Primary School Mathematics
Young students develop ideas about what mathematics is, about what it means to know, and about themselves as mathematical learners. In the early grades, children are also forming attitudes and habits for learning. The goal of the Primary School Mathematics Department is that students will enjoy math; and that students will value and use mathematics as a process to understand the world.
Our curriculum has been designed so that, wherever possible, the ideas taught within a particular grade level have a logical and natural connection with each other and with those of earlier grades. Teachers are expected to teach all the standards and objectives specified in the curriculum for their grade level, but may add related concepts and skills.
The objectives of our curriculum are:
Divide multi-digit numbers and money by one-digit divisors.
Understand the divisibility rules and know how to find the average.
Identify and analyze the attributes of plane and solid figures.
Find perimeter, area, and volume of two and 3-D figures.
Understand fractions and mixed numbers; find equivalent fractions; know how to write fractions in simplest form and compare and order fractions.
Add and subtract fractions with unlike denominators.

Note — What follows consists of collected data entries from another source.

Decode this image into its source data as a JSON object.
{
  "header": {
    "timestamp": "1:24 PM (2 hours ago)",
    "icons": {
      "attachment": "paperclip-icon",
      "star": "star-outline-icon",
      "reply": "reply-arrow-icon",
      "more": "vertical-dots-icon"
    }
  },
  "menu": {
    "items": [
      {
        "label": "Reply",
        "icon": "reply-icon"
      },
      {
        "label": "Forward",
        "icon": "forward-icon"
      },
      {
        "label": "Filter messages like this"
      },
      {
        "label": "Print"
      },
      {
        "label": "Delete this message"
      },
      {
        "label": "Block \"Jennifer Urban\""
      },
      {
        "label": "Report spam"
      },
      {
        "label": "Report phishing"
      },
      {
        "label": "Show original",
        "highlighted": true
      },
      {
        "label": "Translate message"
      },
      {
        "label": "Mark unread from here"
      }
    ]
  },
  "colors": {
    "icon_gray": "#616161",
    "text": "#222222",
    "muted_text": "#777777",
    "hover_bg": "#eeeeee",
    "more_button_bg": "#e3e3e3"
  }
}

Name, compare, round, add, and subtract decimals.
Measure with metric units of length, capacity, and mass.
Solve equations and inequalities.
Find the probability of an event and make predictions based on probability.
Mathematics will have relevance to students and be learned much more effectively when they can relate the content to their prior experience and current interests. We offer instructional stories to help students build math backgrounds while improving their reading fluency; we provide students with rich real-world applications that help them discover math in their world.
In addition to activating students’ prior knowledge and further developing their backgrounds, we modify our instruction in specific ways to make the content accessible to every student.
We apply familiar reading and writing strategies to math and explain to students how these strategies can help them become more successful problem solvers.
We use brainstorming, role-playing, and simulations to carry out a variety of math activities. We play fun games to give students additional math practice.
We link math to the development of critical thinking by having students carry out projects that go beyond the curriculum in various ways.